The funeral was much quieter this time. There were no stories, no drunken laughter by old friends of the dead, and no cries of frustration at the mahjong tables we’d place in our small garage as we scrambled to serve food from the kitchen. Very few people came to the funeral, and the atmosphere was heavy and somber. I could tell even from across the screen.

The immigration officials wouldn’t let me go to the Philippines. A travel ban was in place, they had told me. No one leaves and no one is allowed to enter the country. “We’re sorry, sir,” They told me in their apologetic retail voice. “But those are the rules.”

Dejected, all I could do was watch every night as the funeral was held on stream on facebook. I wonder what Paul would tell other people about Ellaine. People will ask and people will talk about what happened, no doubt. Perhaps he would know better than I. He was closer to Ellaine than I was.
My wife and my daughter sit next to me as they lower her coffin into the ground. The pastor had finished presiding over the funeral of four attendees and two cemetery workers who cranked the lever that squeakily lowered the box of my sister. Paul stood at the edge of the camera feed, the mandated distance that health regulations prescribed for us to hold this in the first place.

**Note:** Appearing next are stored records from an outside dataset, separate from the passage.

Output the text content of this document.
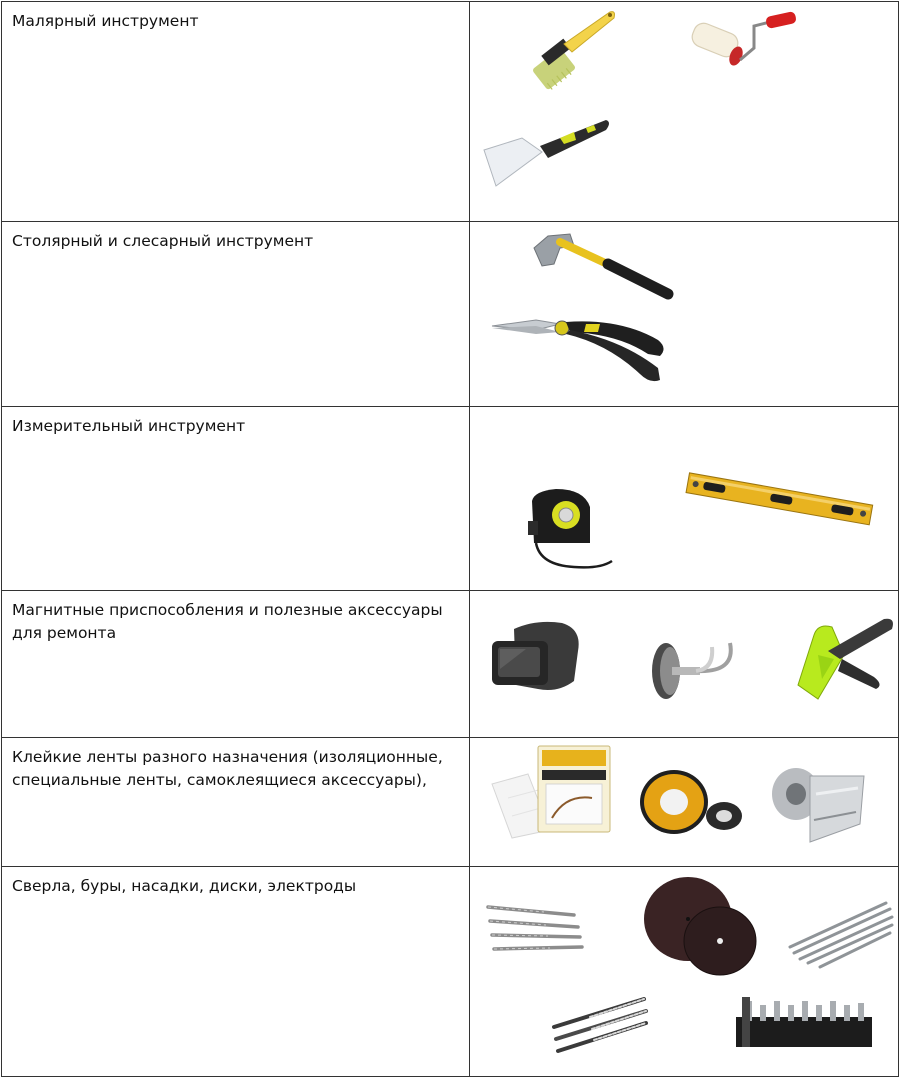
Малярный инструмент	

Столярный и слесарный инструмент	

Измерительный инструмент	

Магнитные приспособления и полезные аксессуары для ремонта	

Клейкие ленты разного назначения (изоляционные, специальные ленты, самоклеящиеся аксессуары),	

Сверла, буры, насадки, диски, электроды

I talked to Paul after the funeral then, him complaining about the heat under the noonday sun and how lucky I was to be sitting in my bedroom, probably with my suit over a pair of shorts. It was unspoken then, that this would be the end of our conversations. Ellaine had given us a reason to connect again, but now that was done and finished. Us siblings had all been tangled up at some point in our lives, and untangled the next. Now we were tangled with one of us dead, and the other two in the dark about why. It was probably time again to untangle.

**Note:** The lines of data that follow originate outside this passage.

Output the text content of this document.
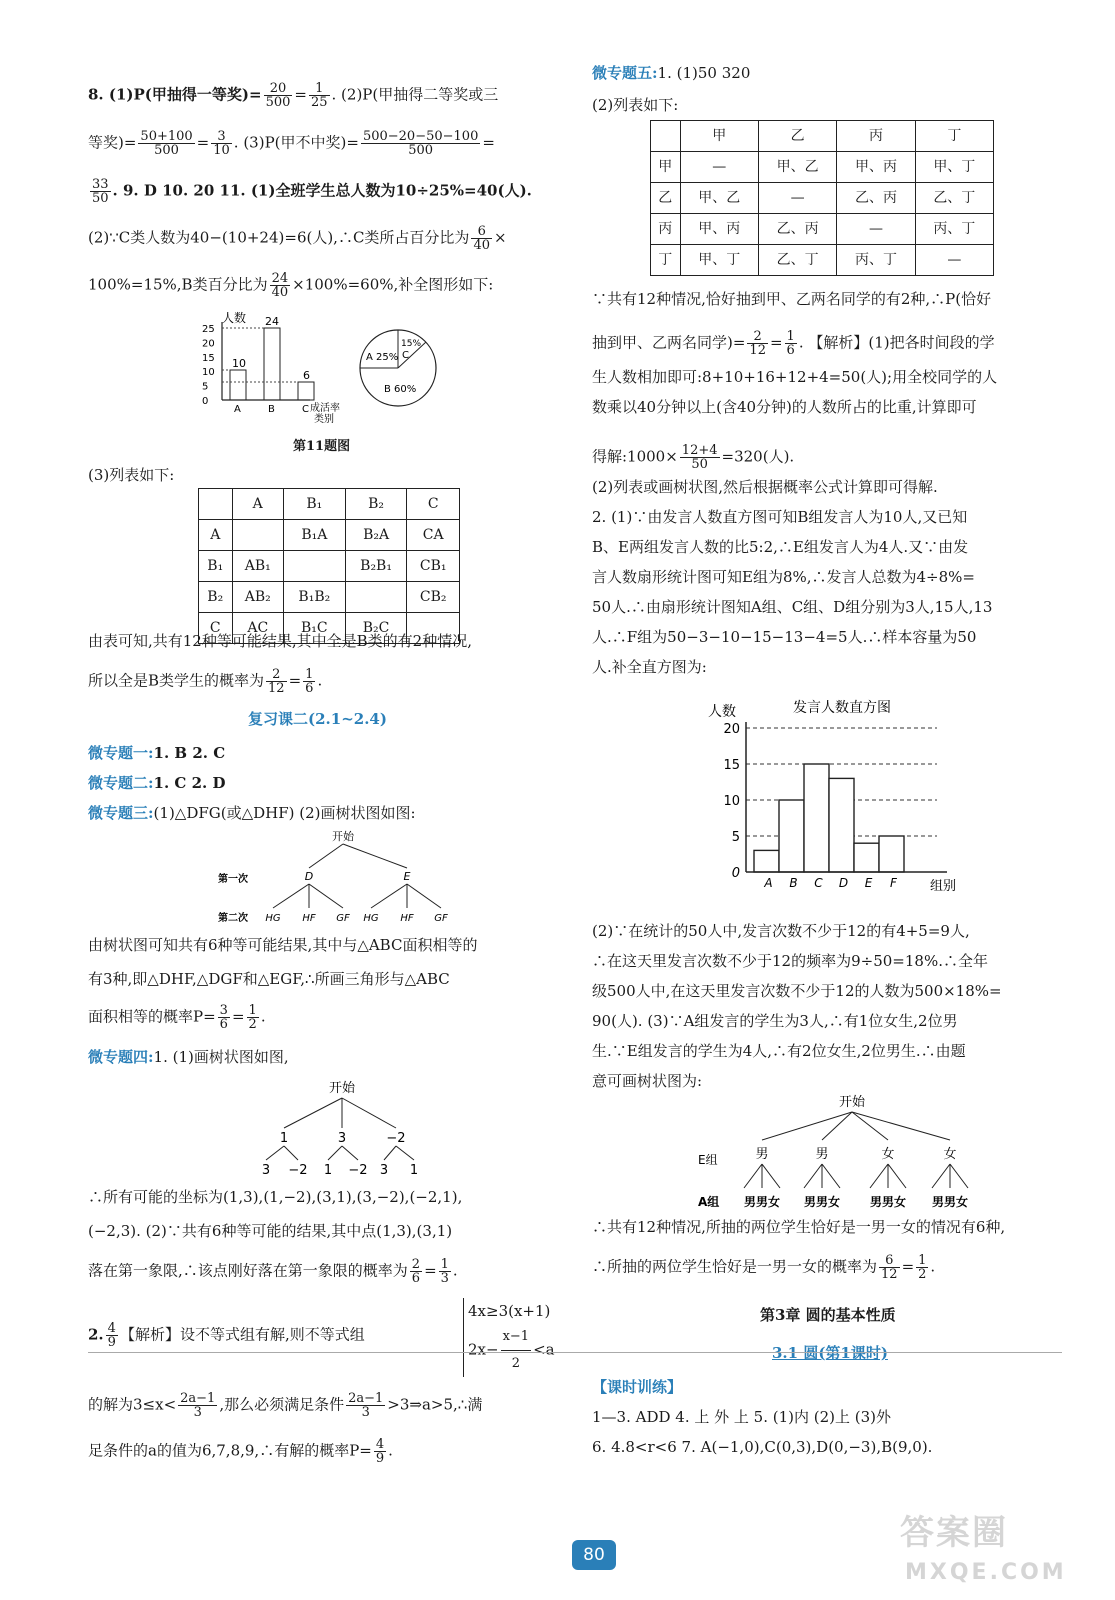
8. (1)P(甲抽得一等奖)= $\frac{20}{500} = \frac{1}{25}$ . (2)P(甲抽得二等奖或三
等奖)= $\frac{50+100}{500} = \frac{3}{10}$ . (3)P(甲不中奖)= $\frac{500-20-50-100}{500}$ =
$\frac{33}{50}$ . 9. D 10. 20 11. (1)全班学生总人数为10÷25%=40(人).
(2)∵C类人数为40−(10+24)=6(人),∴C类所占百分比为 $\frac{6}{40}$ ×
100%=15%,B类百分比为 $\frac{24}{40} \times 100\%=60\%$,补全图形如下:
人数
25
20
15
10
5
0
10
24
6
A	B	C 成活率
类别
A 25%
15%
C
B 60%
第11题图
(3)列表如下:
	A	B₁	B₂	C
A		B₁A	B₂A	CA
B₁	AB₁		B₂B₁	CB₁
B₂	AB₂	B₁B₂		CB₂
C	AC	B₁C	B₂C	
由表可知,共有12种等可能结果,其中全是B类的有2种情况,
所以全是B类学生的概率为 $\frac{2}{12} = \frac{1}{6}$ .
复习课二(2.1~2.4)
微专题一:1. B 2. C
微专题二:1. C 2. D
微专题三:(1)△DFG(或△DHF) (2)画树状图如图:
开始
第一次	D	E
HG HF GF HG HF GF
第二次
由树状图可知共有6种等可能结果,其中与△ABC面积相等的
有3种,即△DHF,△DGF和△EGF,∴所画三角形与△ABC
面积相等的概率$P= \frac{3}{6} = \frac{1}{2}$ .
微专题四:1. (1)画树状图如图,
开始
1	3	−2
3 −2 1 −2 3 1
∴所有可能的坐标为(1,3),(1,−2),(3,1),(3,−2),(−2,1),
(−2,3). (2)∵共有6种等可能的结果,其中点(1,3),(3,1)
落在第一象限,∴该点刚好落在第一象限的概率为 $\frac{2}{6} = \frac{1}{3}$ .
2. $\frac{4}{9}$ 【解析】设不等式组有解,则不等式组
4x≥3(x+1)
$2x- \frac{x-1}{2} <a$
的解为$3\le x< \frac{2a-1}{3}$ ,那么必须满足条件 $\frac{2a-1}{3}$ >3⇒a>5,∴满
足条件的a的值为6,7,8,9,∴有解的概率$P= \frac{4}{9}$ .
微专题五:1. (1)50 320
(2)列表如下:
	甲	乙	丙	丁
甲	—	甲、乙	甲、丙	甲、丁
乙	甲、乙	—	乙、丙	乙、丁
丙	甲、丙	乙、丙	—	丙、丁
丁	甲、丁	乙、丁	丙、丁	—
∵共有12种情况,恰好抽到甲、乙两名同学的有2种,∴P(恰好
抽到甲、乙两名同学)= $\frac{2}{12} = \frac{1}{6}$ . 【解析】(1)把各时间段的学
生人数相加即可:8+10+16+12+4=50(人);用全校同学的人
数乘以40分钟以上(含40分钟)的人数所占的比重,计算即可
得解:1000× $\frac{12+4}{50} =320$(人).
(2)列表或画树状图,然后根据概率公式计算即可得解.
2. (1)∵由发言人数直方图可知B组发言人为10人,又已知
B、E两组发言人数的比5:2,∴E组发言人为4人.又∵由发
言人数扇形统计图可知E组为8%,∴发言人总数为4÷8%=
50人.∴由扇形统计图知A组、C组、D组分别为3人,15人,13
人.∴F组为50−3−10−15−13−4=5人.∴样本容量为50
人.补全直方图为:
发言人数直方图
人数
组别
0
5
10
15
20
A B C D E F
(2)∵在统计的50人中,发言次数不少于12的有4+5=9人,
∴在这天里发言次数不少于12的频率为9÷50=18%.∴全年
级500人中,在这天里发言次数不少于12的人数为500×18%=
90(人). (3)∵A组发言的学生为3人,∴有1位女生,2位男
生.∵E组发言的学生为4人,∴有2位女生,2位男生.∴由题
意可画树状图为:
开始
E组
A组
男
男男女
男
男男女
女
男男女
女
男男女
∴共有12种情况,所抽的两位学生恰好是一男一女的情况有6种,
∴所抽的两位学生恰好是一男一女的概率为 $\frac{6}{12} = \frac{1}{2}$ .
第3章 圆的基本性质
3.1 圆(第1课时)
【课时训练】
1—3. ADD 4. 上 外 上 5. (1)内 (2)上 (3)外
6. 4.8<r<6 7. A(−1,0),C(0,3),D(0,−3),B(9,0).
80
答案圈
MXQE.COM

I can’t help but wonder why she did it. My mind keeps drifting back to mom’s funeral, when she asked me of how dying felt. I still don’t have the answer, but maybe Ellaine did know now, wherever she was. Another part of me feels a bit guilty that maybe I if I had been there better for her, she’d still be here. Paul let out a sigh when I told him about it.

“She’s dead. Does it even matter?”

Didn’t it? I was sure that being out of her life and out of her hair played a part in everything. At the end of the day, she wrote to us siblings, and to no one else. Maybe Paul did have a point, about why it didn’t matter anymore. It was too late for her, after all.

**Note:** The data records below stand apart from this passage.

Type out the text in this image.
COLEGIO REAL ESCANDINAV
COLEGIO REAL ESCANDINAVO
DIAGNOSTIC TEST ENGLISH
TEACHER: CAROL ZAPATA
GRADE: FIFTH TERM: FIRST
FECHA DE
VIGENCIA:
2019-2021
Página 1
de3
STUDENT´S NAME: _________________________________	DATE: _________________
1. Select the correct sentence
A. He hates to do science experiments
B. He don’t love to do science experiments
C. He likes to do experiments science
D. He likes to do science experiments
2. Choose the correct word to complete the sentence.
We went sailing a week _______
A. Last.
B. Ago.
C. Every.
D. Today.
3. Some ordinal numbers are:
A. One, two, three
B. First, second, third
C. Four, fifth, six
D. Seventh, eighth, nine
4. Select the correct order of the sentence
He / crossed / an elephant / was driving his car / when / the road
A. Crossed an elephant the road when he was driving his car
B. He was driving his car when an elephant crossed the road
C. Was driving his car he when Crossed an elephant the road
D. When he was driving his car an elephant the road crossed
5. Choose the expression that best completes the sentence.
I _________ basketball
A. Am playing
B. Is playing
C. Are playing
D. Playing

A person who dies, no matter how thorough, will always leave some form of sentiment in the people left behind. Ellaine was no different. The last thing she ever thought about was family, the way she put the sticky note on the manila folder before she tied the noose around her neck. Maybe we could have been there, the way we siblings would hold each other up when we were younger. Maybe if things were the slightest bit different, we would be laughing over a cup of coffee sometime when quarantine ended. But Paul is right—it doesn’t matter anymore. It was too late for her now, lying seven feet below the ground. But can the same be said for the living?

Before I know it, I find myself dialing Paul’s number. He’s still not married after all these years, I tell myself as I smile at the memory.

By the time I hear the now familiar gruff voice on the other end of the line, I already know that the balikbayan box going home to the Philippines is going to be small when the lockdown is finally lifted.